Forms of Myelogenous Leukemia

• Neutrophilic leukemia
• Eosinophilic leukemia
• Basophilic leukemia
• Monocytic leukemia
• Often, the leukemia cells are bizarre, undifferentiated and not identical to any of the normal WBCs.
• The more undifferentiated the cell, the more acute is the leukemia, often leading to death within a few months if untreated.
• Process can be chronic with more differentiated cells
• Leukemic cells are usually nonfunctional for providing normal protection against infection.

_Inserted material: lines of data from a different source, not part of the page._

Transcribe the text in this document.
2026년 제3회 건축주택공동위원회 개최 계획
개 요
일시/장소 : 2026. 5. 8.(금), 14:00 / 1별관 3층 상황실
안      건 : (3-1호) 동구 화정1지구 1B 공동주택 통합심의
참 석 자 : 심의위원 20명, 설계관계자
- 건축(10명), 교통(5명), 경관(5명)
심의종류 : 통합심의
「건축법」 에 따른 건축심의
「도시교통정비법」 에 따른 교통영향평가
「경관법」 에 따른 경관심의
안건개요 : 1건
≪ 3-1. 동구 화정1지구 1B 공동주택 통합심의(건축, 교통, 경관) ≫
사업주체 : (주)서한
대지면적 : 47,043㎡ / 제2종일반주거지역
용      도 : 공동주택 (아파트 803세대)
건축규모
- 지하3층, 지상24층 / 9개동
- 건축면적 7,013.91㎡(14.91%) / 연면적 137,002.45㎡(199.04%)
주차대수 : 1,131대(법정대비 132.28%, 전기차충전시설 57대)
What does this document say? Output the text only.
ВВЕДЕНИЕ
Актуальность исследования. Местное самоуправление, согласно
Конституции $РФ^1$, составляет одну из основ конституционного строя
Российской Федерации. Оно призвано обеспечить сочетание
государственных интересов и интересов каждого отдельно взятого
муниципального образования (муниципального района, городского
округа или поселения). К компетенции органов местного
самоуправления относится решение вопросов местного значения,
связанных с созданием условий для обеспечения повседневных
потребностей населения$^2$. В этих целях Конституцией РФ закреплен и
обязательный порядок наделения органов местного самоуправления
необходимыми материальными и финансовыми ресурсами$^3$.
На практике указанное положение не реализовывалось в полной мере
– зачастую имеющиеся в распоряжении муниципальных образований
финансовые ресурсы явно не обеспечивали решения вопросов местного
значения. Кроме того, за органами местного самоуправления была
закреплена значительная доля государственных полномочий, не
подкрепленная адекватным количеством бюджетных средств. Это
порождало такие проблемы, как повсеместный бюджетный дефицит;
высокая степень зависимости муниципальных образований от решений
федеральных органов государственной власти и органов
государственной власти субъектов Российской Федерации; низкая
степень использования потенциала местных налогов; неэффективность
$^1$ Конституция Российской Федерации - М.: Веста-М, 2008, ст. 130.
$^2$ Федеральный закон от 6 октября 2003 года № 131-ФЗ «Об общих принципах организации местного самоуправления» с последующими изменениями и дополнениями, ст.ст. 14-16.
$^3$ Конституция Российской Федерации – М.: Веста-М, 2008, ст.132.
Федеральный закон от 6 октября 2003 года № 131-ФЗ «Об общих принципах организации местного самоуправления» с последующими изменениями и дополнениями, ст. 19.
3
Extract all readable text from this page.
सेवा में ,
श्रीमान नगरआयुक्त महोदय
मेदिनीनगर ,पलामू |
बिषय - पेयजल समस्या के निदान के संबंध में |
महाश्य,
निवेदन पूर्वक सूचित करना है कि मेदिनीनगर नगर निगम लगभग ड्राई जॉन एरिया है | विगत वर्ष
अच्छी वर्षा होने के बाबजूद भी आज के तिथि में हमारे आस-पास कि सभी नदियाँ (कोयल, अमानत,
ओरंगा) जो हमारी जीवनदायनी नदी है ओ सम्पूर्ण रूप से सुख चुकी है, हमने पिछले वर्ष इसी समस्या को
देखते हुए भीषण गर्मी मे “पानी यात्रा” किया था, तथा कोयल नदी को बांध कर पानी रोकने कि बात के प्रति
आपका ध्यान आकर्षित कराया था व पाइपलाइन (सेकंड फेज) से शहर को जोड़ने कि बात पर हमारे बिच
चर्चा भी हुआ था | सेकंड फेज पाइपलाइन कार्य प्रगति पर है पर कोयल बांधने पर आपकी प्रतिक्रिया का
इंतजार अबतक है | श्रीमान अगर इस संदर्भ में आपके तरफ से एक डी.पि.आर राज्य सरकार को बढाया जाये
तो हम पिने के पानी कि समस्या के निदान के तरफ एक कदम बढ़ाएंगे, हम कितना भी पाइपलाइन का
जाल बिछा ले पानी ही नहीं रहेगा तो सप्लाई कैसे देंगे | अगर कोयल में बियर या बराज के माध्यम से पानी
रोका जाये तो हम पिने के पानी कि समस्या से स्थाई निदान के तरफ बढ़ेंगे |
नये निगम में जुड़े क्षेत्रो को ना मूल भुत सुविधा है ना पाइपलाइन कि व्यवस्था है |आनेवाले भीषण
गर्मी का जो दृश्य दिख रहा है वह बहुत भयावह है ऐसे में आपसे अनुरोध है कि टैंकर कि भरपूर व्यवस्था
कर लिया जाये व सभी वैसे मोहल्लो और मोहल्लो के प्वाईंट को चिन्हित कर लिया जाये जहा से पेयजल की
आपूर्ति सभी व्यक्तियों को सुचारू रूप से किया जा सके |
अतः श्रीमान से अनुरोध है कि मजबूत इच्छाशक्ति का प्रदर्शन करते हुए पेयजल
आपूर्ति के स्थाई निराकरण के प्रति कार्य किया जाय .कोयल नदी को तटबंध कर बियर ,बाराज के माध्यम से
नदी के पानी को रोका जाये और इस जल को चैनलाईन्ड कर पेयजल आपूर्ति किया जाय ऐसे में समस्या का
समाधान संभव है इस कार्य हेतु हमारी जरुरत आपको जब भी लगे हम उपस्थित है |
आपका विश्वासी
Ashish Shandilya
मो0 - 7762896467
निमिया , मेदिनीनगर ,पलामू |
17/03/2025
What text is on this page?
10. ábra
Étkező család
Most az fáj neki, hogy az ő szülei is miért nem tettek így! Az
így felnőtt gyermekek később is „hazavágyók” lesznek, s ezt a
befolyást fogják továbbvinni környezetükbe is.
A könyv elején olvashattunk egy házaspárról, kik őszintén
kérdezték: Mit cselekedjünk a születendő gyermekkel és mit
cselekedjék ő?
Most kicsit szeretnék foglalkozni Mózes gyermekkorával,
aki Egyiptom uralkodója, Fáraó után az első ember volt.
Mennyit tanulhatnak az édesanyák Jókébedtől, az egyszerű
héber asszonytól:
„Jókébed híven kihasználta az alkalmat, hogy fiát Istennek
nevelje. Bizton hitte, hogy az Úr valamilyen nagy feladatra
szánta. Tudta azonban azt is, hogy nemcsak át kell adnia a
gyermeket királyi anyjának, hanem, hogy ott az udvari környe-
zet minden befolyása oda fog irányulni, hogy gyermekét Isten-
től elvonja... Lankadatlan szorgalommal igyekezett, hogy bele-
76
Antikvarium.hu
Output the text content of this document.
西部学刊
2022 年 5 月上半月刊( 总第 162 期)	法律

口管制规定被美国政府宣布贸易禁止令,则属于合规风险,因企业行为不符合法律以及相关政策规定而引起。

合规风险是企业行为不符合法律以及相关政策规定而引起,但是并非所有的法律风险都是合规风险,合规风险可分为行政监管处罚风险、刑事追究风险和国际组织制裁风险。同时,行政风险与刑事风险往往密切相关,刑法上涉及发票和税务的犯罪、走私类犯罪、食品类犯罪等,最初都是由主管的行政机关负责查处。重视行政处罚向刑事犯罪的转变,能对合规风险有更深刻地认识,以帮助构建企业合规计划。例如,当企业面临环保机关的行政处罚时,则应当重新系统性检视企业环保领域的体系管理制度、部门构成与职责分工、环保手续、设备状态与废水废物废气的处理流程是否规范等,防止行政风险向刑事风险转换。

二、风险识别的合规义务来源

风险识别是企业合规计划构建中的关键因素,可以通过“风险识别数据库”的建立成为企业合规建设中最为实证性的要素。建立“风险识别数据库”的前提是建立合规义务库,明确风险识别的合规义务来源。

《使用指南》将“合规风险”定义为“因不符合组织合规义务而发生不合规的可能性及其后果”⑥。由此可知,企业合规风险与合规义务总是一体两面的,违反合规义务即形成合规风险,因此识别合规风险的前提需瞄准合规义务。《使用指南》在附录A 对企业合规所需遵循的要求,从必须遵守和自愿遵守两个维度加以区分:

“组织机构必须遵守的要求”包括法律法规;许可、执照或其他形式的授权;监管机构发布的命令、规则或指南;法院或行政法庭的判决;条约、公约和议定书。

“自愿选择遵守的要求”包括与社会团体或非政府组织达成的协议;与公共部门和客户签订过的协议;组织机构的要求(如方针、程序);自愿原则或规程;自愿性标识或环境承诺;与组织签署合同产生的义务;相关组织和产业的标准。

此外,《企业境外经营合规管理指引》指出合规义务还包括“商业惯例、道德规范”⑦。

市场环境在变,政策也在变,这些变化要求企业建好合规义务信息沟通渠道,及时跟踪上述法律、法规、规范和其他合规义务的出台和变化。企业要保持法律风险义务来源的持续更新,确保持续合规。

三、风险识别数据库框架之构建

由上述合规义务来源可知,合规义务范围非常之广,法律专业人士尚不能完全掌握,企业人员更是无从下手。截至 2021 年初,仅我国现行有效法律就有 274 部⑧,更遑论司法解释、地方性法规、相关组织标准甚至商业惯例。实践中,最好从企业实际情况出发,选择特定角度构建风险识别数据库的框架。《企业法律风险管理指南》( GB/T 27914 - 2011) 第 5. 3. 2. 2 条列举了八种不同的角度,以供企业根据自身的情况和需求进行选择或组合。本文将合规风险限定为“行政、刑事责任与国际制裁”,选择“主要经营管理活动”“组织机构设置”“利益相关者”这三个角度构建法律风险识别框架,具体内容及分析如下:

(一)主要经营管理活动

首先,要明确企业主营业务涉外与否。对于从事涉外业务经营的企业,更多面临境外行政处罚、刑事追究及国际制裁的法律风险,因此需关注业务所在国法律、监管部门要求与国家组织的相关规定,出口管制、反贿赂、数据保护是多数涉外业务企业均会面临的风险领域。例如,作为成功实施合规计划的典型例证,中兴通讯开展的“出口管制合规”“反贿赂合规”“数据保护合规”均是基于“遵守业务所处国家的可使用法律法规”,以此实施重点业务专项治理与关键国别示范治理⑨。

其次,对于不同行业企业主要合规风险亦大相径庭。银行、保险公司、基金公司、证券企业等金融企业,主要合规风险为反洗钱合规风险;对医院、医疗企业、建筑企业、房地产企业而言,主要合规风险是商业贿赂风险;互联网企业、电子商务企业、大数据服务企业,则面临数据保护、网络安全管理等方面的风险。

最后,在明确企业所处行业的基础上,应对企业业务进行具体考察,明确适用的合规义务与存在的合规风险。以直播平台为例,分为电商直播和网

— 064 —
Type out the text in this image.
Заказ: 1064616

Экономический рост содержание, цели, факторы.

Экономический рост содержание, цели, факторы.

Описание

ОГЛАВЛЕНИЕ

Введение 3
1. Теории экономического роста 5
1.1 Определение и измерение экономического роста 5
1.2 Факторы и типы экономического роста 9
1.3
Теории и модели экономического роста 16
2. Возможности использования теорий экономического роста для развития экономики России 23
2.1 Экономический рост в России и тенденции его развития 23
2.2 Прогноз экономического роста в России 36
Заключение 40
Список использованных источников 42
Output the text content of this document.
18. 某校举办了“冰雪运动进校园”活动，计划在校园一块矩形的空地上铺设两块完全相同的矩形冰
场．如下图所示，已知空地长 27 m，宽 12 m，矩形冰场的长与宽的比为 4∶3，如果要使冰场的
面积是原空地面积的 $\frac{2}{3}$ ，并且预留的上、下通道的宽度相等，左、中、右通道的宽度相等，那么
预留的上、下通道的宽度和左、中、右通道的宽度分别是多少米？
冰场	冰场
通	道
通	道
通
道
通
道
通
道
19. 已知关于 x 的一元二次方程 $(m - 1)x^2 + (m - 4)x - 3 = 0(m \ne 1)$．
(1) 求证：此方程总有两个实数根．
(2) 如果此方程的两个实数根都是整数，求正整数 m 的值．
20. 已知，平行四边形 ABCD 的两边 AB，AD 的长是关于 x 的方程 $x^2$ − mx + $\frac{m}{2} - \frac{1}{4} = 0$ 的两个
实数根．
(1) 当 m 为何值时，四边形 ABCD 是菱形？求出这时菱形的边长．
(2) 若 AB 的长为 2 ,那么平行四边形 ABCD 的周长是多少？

Effects of Leukemia on the Body

• The first effect of leukemia is metastatic growth of leukemic cells in abnormal areas of the body
• The leukemic cells reproduce and invade the surrounding bone, causing pain and tendency for bones to fracture easily.
• Almost all leukemias eventually spread to the spleen, lymph nodes, liver, and other vascular regions.
• Common effects in leukemia are development of infection, severe anemia, and a bleeding tendency caused by thrombocytopenia (lack of platelets).
• Excessive use of metabolic substrates by the growing cancerous cells happens
• Causes the energy of the patient to be greatly depleted.
• Excessive utilization of amino acids causes rapid deterioration of the normal protein tissues of the body.
• After metabolic starvation has continued long enough, this factor alone is sufficient to cause death.